Spätestens seit der Pandemie ist die Thematik präsenter geworden, weil klar geworden ist, dass Gesundheit das Fundament in allen Lebensbereichen ist. Zum ersten Mal saßen wir alle in einem Boot. Plötzlich gab es einen kollektiven Stressmoment, in dem jeder wusste, wovon er sprach. Das war ein Türöffner und der Punkt, an dem Organisationen verstanden haben, wir müssen mehr tun und regenerative Organisationskulturen entwickeln. Wir können nicht nur Leistung fordern, sondern müssen die Batterien wieder aufladen, damit neue Ideen und Kreativität entstehen können. Dazu gehört auch die mentale Gesundheit. Wenn wir uns unsere Jobs anschauen, dann gibt es einige Trends, die diese beeinflussen. Zum einen der Fachkräftemangel. Wir wissen, dass heute zwei Drittel der Beschäftigten die Belastung schon deutlich spüren, weil es nicht genug Schultern für das gibt, was es zu tragen gilt. Wir arbeiten mehr, deutlich verdichteter, enger getaktet, haben aber viel weniger Unterstützung von unseren Führungskräften, weil sie selbst auch überlastet sind. Der Stress hat allgemein zugenommen, privat wie beruflich, und damit auch die Fehlzeiten. Ich glaube aber auch, dass wir diese Phänomene häufiger beobachten, weil wir durch die Entstigmatisierung offener über alles sprechen können. Mentale Gesundheit ist kein Tabuthema mehr.
„Beschäftigte sprechen heute viel offener darüber, welche Ressourcen sie von ihrem Arbeitgeber benötigen, um gesund zu bleiben.“ Nora Dietrich
Was bedeutet „mentale Gesundheit“ überhaupt und wie ist deine persönliche Definition von Workplace Wellbeing?

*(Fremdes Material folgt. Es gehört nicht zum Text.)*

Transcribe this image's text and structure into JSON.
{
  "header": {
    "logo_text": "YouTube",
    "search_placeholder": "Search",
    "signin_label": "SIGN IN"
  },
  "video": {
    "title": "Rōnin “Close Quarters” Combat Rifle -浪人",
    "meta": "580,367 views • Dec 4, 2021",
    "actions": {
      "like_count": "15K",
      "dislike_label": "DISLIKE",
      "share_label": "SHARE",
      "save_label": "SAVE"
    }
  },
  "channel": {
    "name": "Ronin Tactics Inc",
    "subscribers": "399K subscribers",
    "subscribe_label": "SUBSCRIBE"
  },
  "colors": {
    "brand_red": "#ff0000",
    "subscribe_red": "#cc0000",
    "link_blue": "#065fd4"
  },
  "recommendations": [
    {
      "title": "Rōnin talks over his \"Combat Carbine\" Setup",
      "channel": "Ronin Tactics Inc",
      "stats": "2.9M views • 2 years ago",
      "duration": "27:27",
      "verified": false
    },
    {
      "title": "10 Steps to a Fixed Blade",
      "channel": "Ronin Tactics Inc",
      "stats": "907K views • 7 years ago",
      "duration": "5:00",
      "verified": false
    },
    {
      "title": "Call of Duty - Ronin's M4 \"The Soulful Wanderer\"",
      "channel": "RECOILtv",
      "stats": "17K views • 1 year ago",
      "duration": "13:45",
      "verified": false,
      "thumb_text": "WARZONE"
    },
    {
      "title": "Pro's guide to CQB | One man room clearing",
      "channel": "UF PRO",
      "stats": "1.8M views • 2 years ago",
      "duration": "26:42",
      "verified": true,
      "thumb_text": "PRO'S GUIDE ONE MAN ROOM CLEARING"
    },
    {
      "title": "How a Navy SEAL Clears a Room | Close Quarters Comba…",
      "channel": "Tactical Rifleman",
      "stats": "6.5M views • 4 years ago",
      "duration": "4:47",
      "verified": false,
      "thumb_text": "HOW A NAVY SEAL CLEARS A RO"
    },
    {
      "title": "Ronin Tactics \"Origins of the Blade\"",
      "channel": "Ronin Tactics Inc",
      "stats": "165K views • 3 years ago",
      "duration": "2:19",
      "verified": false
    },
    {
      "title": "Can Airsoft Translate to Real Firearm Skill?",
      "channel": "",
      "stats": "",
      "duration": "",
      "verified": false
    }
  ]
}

Bei mentaler Gesundheit geht es darum, Gesundheit zu fördern, einen Zustand des „Flourishing“ zu erreichen, in dem wir all unsere Energie nutzen können, um kreativ zu sein und uns Ziele mit einer realistischen, optimistischen Sicht auf die Welt zu setzen. Bei Workplace Mental Health kommen noch andere Faktoren hinzu. Es geht nicht nur darum, wie ich mich privat fühle und mit wie viel Energie ich an die Arbeit gehe oder ob mir die Arbeit noch mehr Energie raubt. Es geht vor allem auch darum, ob mir die Arbeit Strukturen, ein Arbeitsdesign und nährende Beziehungen geben kann, die meine Gesundheitsbatterie aufladen. Wenn es häufig Konflikte im Team gibt, dazu unklare Ziele, ständige Veränderung und eine hohe Arbeitsbelastung, dann sind das alles Faktoren, die zu Stress oder einer Burn-out-Gefährdung führen können. Das heißt, Arbeitsplätze können strukturell, wie sie aufgebaut sind oder wie Zusammenarbeit organisiert ist, Gesundheit erhalten, fördern oder kosten. Es geht also im Kern um die Fragen: Was brauchen wir, um unsere bestmögliche Arbeit zu machen und trotzdem dabei gesund zu bleiben? Im Team, unserer Zusammenarbeit und von der Organisation? Das ist für mich die Idee von Workplace Wellbeing.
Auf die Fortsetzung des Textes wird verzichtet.